Jack Lipsham

Personal information
- Full name: John Reginald Lipsham
- Date of birth: 1881
- Place of birth: Chester, England
- Date of death: 1959 (aged 77–78)
- Position: Winger

Youth career
- Chester St John's

Senior career*
- Years: Team / Apps / (Gls)
- 1903–1906: Chester
- 1906–1907: Liverpool / 3 / (0)
- 1907–1913: Chester
- 1913–1919: Wrexham
- 1919–1921: Chester

= Jack Lipsham =

English footballer (1881–1959)

Jack Lipsham (1881 – 1959) was an English footballer. He played in The Football League for Liverpool, although much of his career was spent in non–league football with Chester.

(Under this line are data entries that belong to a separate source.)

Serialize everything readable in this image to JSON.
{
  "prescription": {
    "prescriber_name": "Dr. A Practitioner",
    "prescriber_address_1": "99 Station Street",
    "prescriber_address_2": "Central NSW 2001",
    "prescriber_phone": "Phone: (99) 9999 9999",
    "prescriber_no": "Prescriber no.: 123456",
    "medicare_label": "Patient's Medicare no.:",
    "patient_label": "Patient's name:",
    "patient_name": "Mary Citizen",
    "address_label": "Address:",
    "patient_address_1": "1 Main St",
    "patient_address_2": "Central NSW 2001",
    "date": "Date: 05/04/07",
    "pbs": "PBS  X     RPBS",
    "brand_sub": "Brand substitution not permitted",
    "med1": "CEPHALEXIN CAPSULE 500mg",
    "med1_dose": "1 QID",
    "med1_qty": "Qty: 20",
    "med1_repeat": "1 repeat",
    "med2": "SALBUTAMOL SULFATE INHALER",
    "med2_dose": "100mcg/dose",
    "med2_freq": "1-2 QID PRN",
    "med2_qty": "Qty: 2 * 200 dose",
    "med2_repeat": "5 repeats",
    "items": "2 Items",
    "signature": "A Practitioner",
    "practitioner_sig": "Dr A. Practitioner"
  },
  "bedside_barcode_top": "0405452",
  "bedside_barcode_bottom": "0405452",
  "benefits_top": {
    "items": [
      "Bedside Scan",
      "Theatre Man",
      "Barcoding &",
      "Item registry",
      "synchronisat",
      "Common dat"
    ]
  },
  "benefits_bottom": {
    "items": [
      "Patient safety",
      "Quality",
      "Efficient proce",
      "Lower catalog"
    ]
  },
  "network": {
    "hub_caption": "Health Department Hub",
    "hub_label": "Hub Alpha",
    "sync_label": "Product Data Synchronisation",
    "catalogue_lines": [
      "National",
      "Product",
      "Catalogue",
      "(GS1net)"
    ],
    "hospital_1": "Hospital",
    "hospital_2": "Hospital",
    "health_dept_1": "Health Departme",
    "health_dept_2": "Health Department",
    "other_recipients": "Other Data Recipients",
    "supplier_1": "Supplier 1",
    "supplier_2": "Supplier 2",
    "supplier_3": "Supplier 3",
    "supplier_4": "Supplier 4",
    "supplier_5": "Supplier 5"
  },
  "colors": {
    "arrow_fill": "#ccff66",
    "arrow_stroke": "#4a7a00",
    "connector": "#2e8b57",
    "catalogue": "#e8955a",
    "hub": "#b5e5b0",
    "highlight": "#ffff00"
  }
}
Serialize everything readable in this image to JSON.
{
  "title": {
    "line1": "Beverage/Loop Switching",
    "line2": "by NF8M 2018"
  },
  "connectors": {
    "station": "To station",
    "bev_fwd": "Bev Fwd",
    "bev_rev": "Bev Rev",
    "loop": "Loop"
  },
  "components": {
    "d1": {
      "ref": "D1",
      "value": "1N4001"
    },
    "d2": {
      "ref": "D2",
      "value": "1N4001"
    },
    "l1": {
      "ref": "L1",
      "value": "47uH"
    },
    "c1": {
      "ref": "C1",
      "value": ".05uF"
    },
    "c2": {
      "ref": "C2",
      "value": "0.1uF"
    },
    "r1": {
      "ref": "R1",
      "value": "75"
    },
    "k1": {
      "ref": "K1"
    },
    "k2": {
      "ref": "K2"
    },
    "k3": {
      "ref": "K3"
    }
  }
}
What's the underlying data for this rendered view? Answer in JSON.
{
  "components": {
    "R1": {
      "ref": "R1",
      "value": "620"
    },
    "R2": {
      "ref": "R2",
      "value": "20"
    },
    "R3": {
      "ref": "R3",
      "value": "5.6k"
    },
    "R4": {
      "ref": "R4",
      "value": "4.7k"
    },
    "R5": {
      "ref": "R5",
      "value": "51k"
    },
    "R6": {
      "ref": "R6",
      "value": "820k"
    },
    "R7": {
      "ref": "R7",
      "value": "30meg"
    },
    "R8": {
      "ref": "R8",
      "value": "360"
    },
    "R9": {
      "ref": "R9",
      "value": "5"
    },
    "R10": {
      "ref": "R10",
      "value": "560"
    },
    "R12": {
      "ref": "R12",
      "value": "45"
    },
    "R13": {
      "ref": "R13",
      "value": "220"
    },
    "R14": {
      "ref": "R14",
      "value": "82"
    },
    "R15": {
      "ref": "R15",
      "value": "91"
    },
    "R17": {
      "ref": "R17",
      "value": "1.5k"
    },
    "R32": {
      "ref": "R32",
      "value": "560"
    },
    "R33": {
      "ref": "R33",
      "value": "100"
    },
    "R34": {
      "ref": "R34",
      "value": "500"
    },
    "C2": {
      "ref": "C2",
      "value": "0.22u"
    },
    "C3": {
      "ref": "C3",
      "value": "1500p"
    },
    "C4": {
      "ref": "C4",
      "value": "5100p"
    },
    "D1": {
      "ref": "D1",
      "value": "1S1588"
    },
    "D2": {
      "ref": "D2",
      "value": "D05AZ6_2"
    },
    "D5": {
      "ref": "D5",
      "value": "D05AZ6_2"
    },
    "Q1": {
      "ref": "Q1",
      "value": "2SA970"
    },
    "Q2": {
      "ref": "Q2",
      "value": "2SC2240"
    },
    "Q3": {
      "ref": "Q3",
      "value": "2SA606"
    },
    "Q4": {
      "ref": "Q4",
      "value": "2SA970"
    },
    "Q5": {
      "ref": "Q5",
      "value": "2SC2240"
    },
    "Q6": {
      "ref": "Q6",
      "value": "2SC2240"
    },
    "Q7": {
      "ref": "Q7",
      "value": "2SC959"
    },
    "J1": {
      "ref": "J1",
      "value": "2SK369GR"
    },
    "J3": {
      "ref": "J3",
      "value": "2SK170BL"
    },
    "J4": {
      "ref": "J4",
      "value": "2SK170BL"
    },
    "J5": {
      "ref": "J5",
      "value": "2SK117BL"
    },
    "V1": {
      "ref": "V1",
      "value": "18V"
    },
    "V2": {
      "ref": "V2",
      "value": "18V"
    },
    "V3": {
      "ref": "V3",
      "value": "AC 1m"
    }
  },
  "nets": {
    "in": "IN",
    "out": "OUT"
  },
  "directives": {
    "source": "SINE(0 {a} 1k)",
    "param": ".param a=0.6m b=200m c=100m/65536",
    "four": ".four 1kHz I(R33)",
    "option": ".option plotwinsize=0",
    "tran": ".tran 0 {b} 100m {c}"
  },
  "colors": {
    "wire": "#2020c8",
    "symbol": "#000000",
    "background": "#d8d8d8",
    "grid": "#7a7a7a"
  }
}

He played more than 300 games for the club in three spells.

==Playing career==
Jack was one of four brothers to play for their hometown club of Chester, with older brother Bert going on to be capped by England. He broke into the side in the left wing slot at the start of the 1903–04 season at a similar time to when brother Tommy was emerging on the right. In 1906 he joined Football League champions Liverpool, but just a year and three appearances later he was back at Chester and helped them win the Welsh Cup in 1908.

Lipsham remained at Chester until the end of the 1912–13 season, when he left for local rivals Wrexham. The move displeased the Chester directors, who felt let down after the home match against Hyde two months earlier had been declared as a benefit match for Lipsham and Billy Matthews, raising £82-10s for the long–serving duo. But he returned to Chester ahead of the 1919–20 season, where he played for two years before retiring.